Tiene los ojos cafés, como lo son la madera viva y rasposa que puede ser un hogar o un garrote a las manos del artesano o el soldado. Como las hojas de otoño que en sus tonos nos cantan poemas de compases extraños, señalando la belleza de lo fugaz, del invierno que advierte. Tiene los ojos cafés como todo el mundo.
Color común, tan serio, tan poco destacable. Bien fuera negro muerte pues la vida no se asoma. Y en esa vida inexistente, me balanceo, dudando. De la espera al verano cuando los torrentes de los equinoccios, y la rotación del ovalo flotante dentro del caldo universal me grite verano, y tú susurres; “vuelve a mí”.
Susurrame pues, que estoy desesperado
Espero tu respuesta, ya no habrá mas cartas.
A pesar de todas sus quejas por lo no correspondido, Amada Galilea sintió llamarse Miserable Desdichada cuando dejaron de llegar las cartas. El ciprés se secó completamente, desde la copa hasta sus raíces. Si hubiera sido un druida o una Wicca, habría sentido como la naturaleza se compadecía de su desgracia y le decía que así es la vida; el amor funciona como las temporadas del año, necesitas leña para pasar el frío y un techo para el sol ermitaño. Galilea no lo sabía, pero al igual que las raíces del ciprés, su poeta estaba seco debajo del suelo, víctima de su locura y de su amor.
El verano no llegó por más que nuestra querida susurrase a la luna y las estrellas, con los ojos nublados y las manos juntas. Repetía complicadas plegarias dirigidas a excelentes y magnánimos santos, de gran porte y relucientes túnicas, de bellas historias y probada piedad. No fue respondida la solicitada ayuda de la joven tan pura que solo deseaba amar, a quien la distancia no paraba de flagelar como un látigo y línea por línea, verso por verso; dejo de verlas como epístolas para llamarles epitafios.

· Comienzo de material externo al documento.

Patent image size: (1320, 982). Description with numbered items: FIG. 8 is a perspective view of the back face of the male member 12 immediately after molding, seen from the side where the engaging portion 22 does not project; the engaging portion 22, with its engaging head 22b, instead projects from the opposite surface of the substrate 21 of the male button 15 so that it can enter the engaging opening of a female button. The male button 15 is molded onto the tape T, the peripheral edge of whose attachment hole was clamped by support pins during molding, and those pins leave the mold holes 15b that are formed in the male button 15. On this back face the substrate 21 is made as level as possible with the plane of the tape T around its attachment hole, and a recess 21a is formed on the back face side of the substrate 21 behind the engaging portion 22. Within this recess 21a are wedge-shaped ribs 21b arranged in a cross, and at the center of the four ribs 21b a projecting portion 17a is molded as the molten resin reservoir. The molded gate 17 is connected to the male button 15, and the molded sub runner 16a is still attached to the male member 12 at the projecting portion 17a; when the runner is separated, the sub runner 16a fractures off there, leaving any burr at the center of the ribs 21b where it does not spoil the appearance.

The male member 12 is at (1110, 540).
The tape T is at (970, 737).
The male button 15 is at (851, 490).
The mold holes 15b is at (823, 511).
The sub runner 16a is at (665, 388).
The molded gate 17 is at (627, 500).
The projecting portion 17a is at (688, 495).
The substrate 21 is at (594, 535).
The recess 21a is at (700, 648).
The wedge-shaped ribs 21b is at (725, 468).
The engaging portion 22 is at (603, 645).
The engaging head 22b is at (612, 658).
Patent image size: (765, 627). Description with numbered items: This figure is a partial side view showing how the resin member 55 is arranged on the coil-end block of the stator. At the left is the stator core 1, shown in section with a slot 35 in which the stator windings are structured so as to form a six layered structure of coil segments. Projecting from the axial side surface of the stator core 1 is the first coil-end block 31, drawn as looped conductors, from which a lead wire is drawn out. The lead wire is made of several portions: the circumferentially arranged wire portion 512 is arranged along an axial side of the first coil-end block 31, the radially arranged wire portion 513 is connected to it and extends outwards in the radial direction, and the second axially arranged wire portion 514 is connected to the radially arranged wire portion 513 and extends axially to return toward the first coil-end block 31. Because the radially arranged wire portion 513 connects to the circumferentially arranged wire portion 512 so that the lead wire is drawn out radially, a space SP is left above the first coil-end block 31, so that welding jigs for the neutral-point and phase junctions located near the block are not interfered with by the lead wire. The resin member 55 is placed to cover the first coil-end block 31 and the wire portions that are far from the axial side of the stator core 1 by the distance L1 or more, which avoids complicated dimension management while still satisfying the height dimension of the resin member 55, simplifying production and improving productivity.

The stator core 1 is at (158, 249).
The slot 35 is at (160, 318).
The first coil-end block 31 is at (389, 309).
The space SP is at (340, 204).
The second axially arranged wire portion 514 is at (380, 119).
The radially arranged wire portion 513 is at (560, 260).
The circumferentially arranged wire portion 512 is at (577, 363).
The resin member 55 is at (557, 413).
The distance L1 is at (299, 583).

La joven de ojos cafés casi negros con aros plateados, de dorados cabellos que caían en tirabuzones a sus lados; lloró amargamente hasta que su fuente se secó. Hasta que no quedaron recuerdos y su madre volvió cenizas las palabras, y al quemarlas las llamó caricias robadas. “Tendrás que encontrar las tuyas”. Le decía. Nuestra joven respondía amargamente mientras recobraba húmedas fuerzas y se desbordaba constante desde las pestañas, para terminar en sus labios: “¿Y si no encuentro a nadie más?”.
Terminó enviando cartas, esperando que el viento del norte le diera la vuelta a la tierra, y trajera alguna favorable respuesta a su creciente y absoluta impaciencia. Amada Galilea, sigue esperando bajo el ciprés seco. Tan bello que era su nombre, tan cierto su esplendor. Pues todos te amaban Galilea, pero ¿A quién diste tu amor? A ese poeta ausente a quien no viste, no escuchaste su voz, no imaginas de su mirada, ni su brillo ni el color. Mucho menos te imaginas que a sus anchas y a tu alrededor; envejecieron reyes y plebeyos, soñando tomar del tiesto para plantar en su jardín, aquella magnífica flor.